Scientific classification
- Domain: Eukaryota
- Kingdom: Animalia
- Phylum: Arthropoda
- Class: Insecta
- Order: Hymenoptera
- Family: Megachilidae
- Genus: Megachile
- Species: M. oenotherae
- Binomial name: Megachile oenotherae (Mitchell, 1924)

= Megachile oenotherae =

- Genus: Megachile
- Species: oenotherae
- Authority: (Mitchell, 1924)
- Conservation status: G2

Species of bee

Megachile oenotherae is a species of bee in the family Megachilidae. It was described by Mitchell in 1924.

==Description==
Megachile oenotherae is a solitary, robust, non-metallic bee. The basal section of tergum is concave towards the front and is without ridges. The species is black in colour and its dorsal metathorax (metanotum) is almost perpendicular with the rear of its propodeum. The margin at the posterior is roughly straight and it has a broad scutellum. The bee's tubercles and pleura are without carinae (elevated ridges).
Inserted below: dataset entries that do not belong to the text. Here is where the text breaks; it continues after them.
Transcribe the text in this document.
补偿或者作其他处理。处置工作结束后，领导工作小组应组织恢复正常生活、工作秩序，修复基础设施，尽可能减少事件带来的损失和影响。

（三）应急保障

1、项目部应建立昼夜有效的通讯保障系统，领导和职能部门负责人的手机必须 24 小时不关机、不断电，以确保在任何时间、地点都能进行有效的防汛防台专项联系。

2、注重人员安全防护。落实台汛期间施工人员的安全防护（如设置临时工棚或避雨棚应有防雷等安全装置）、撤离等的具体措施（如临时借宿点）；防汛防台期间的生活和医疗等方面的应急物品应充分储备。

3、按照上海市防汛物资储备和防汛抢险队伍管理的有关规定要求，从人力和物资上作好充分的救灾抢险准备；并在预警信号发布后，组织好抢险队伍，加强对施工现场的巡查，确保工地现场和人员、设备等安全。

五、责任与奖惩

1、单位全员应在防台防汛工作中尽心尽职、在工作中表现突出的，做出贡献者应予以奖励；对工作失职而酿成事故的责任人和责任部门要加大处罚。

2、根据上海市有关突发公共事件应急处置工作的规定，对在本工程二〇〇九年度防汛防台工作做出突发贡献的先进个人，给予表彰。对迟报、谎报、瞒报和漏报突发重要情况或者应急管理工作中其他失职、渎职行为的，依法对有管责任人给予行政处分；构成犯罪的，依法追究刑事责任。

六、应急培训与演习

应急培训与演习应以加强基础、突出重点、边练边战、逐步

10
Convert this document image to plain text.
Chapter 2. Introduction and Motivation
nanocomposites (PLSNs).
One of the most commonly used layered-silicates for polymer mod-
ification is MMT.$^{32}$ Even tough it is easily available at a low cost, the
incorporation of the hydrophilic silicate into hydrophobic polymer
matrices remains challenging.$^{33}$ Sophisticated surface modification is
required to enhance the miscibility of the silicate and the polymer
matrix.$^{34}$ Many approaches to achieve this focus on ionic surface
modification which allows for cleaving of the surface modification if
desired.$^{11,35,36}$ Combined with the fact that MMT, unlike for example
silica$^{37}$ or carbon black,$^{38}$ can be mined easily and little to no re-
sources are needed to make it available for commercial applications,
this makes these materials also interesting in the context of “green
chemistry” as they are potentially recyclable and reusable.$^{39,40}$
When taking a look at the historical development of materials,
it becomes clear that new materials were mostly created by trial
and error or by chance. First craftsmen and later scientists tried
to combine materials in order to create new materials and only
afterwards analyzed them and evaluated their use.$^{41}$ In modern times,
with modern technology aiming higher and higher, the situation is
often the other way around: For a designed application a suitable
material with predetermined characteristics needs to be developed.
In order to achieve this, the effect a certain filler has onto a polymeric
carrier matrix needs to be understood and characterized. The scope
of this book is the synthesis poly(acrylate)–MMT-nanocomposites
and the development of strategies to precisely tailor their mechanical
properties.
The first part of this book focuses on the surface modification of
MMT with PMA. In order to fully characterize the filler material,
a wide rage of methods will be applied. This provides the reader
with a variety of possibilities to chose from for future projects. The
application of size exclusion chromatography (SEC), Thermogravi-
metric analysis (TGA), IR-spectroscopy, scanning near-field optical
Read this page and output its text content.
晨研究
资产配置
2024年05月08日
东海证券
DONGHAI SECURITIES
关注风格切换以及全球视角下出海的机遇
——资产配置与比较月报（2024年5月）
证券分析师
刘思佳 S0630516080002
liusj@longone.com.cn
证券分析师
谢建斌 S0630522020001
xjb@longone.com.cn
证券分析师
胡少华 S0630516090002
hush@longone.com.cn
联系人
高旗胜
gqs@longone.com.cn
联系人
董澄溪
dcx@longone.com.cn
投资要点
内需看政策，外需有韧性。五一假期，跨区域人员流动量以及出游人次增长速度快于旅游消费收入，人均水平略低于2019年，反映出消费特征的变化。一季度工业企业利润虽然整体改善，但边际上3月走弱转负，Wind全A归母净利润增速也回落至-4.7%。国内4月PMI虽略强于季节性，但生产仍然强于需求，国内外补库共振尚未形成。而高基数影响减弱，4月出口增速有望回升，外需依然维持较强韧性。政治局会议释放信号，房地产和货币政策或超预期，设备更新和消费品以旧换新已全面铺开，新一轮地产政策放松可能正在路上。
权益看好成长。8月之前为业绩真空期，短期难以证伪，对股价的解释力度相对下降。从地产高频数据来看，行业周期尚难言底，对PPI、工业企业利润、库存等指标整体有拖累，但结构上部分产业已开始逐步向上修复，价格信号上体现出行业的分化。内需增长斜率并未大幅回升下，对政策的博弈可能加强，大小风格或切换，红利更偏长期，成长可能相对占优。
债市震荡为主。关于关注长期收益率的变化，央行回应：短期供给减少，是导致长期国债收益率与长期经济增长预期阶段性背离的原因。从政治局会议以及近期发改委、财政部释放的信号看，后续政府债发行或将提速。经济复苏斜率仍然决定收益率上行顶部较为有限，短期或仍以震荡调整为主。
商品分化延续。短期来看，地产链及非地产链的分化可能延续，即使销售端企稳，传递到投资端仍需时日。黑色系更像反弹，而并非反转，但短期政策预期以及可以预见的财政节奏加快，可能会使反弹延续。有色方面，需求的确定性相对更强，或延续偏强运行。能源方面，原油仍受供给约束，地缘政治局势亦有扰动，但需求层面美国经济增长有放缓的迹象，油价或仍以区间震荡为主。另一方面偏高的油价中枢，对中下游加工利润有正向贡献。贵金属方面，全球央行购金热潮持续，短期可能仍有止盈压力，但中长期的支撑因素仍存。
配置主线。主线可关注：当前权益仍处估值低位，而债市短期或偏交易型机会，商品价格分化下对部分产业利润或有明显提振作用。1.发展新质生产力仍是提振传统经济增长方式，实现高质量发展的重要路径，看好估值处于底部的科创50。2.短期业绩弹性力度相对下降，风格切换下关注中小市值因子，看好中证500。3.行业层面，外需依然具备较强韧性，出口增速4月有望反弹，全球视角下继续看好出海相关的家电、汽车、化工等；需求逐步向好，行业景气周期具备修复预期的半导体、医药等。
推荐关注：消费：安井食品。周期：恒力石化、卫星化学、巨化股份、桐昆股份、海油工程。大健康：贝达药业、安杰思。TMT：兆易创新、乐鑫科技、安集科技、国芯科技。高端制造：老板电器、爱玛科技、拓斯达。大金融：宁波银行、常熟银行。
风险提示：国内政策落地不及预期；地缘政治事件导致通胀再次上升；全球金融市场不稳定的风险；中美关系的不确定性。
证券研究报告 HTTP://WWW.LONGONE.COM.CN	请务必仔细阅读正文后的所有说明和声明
It has linear notaulices. The front coxae of males are often spinose. The two recurrent veins of the front wings are attached to a submarginal cell. The species has dentate mandibles; these are large in females. It has four visible sternites (ventrites) as well as four sternites that are not visible. Megachile species have three maxillary palps, and male specimens have larger tarsi at the front.

A female Megachile oenotherae takes pollen and nectar to its nest to create a "bee loaf" (saliva, pollen, and nectar). Once this bee loaf is substantial, a female will deposit an egg upon this and chew up leaves to form a small, round cavity around the bee loaf and egg. The female will continue doing this until it completely fills its nest with eggs; it will then construct a thick wall around the nest from leaves. When the eggs hatch, the bees will feed on these bee loaves until they reach maturity, and will gnaw at the walls the following spring to leave the nest. Females carry pollen under their abdomina.

As a leaf-cutter bee, females of Megachile oenotherae may cut sections of leaves in oval or circular shapes to line the cells of its nest. Alternatively, they might use dried plant resin to line nest cells, which it carries in its mandible. The species creates its nests in soil, in stems of plants, in twigs, or will tunnel through rotting wood to create nests. It does not produce honey and has a weak sting which it uses in defence. The species pollinates wild plants and crops and is a small or medium-sized bee. The genus name Megachile comes from Greek words mega (large; μεγας) and cheil (lips; χειλ), which refers to mouthparts of species in the genus.